What is MD5 Fingerprinting ?
Applies to
- Checksum
- MD5
- ONTAP 9
Answer
- Fingerprinting is a mechanism used by customers who utilize filers for archival and retention to ensure that data at rest hasn't been replaced, edited, or corrupted.
- At a minimum, it involves a filer computing a secure digest on a file and reporting it to a client.
- If a fingerprint is computed, it is cleared out after an hour or after the dump command is executed once, whichever comes first. This ensures that the in-memory value does not persist indefinitely, which could potentially overload the memory.
- The MD5 checksum is stored in memory (RAM) and is not persisted. This means that once computed, the checksum is held temporarily and cleared out .
- Yes, the dump execution is a one-time command because the fingerprint computation is an in-memory value that needs to be cleared out to avoid overloading the memory. If fingerprints were continuously computed without dumping, it would eventually fill the memory with these contexts. In contrast, core dumps are stored on persistent storage, which is managed by rotating the stored dumps when the maximum core count is reached.

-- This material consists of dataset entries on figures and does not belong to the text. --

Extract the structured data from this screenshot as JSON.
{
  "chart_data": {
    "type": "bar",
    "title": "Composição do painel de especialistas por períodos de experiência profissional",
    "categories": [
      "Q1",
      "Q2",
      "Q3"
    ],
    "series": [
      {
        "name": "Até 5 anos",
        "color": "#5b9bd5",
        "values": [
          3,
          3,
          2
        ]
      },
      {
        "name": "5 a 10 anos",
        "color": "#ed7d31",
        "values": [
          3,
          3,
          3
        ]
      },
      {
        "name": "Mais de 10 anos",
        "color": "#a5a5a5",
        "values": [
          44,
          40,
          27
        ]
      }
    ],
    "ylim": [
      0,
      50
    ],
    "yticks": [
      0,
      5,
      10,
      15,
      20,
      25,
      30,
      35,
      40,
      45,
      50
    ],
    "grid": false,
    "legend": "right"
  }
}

- The customer has MD5 checksum records for files when the data was hosted on "Site A".
- After moving the data to "Site B", they want to validate that the checksums match the records from "Site A".
- End goal: MD5 checksums generated for files on "Site A" should match the MD5 checksums generated for files on "Site B".
Customer output: PS Z:\> certutil -hashfile COMPLETE_DATA_BACKUP_Rise_Final_Migration_databackup_0_1 MD5 MD5 hash of COMPLETE_DATA_BACKUP_Rise_Final_Migration_databackup_0_1: 28bbdb4cd3969aa76a11acbd9ed90d96 CertUtil: -hashfile command completed successfully.
Our Output:
Data Fingerprint: KLvbTNOWmqdqEay9ntkNlg==
Metadata Fingerprint: Wo5Lm2Q2vxgiovPrTzhlMQ==
In order to calculate correct MD5 value generated on volume through volume file fingerprint dump , we should decode Base encode MD5 output :
Data Fingerprint: KLvbTNOWmqdqEay9ntkNlg==
Base64 Decoded Output: 28bbdb4cd3969aa76a11acbd9ed90d96
Customer's Output: 28bbdb4cd3969aa76a11acbd9ed90d96
This is expected as detailed in the volume file fingerprint dump:
Data Fingerprint:
The digest value of data of the file. The fingerprint is base64 encoded. This field is not included if the scope is metadata-only.
Metadata Fingerprint:
The digest value of metadata of the file. The metadata fingerprint is calculated for file size, file ctime, file mtime, file crtime, file retention time, file uid, file gid, and file type. The fingerprint is base64 encoded. This field is not included if the scope is data-only.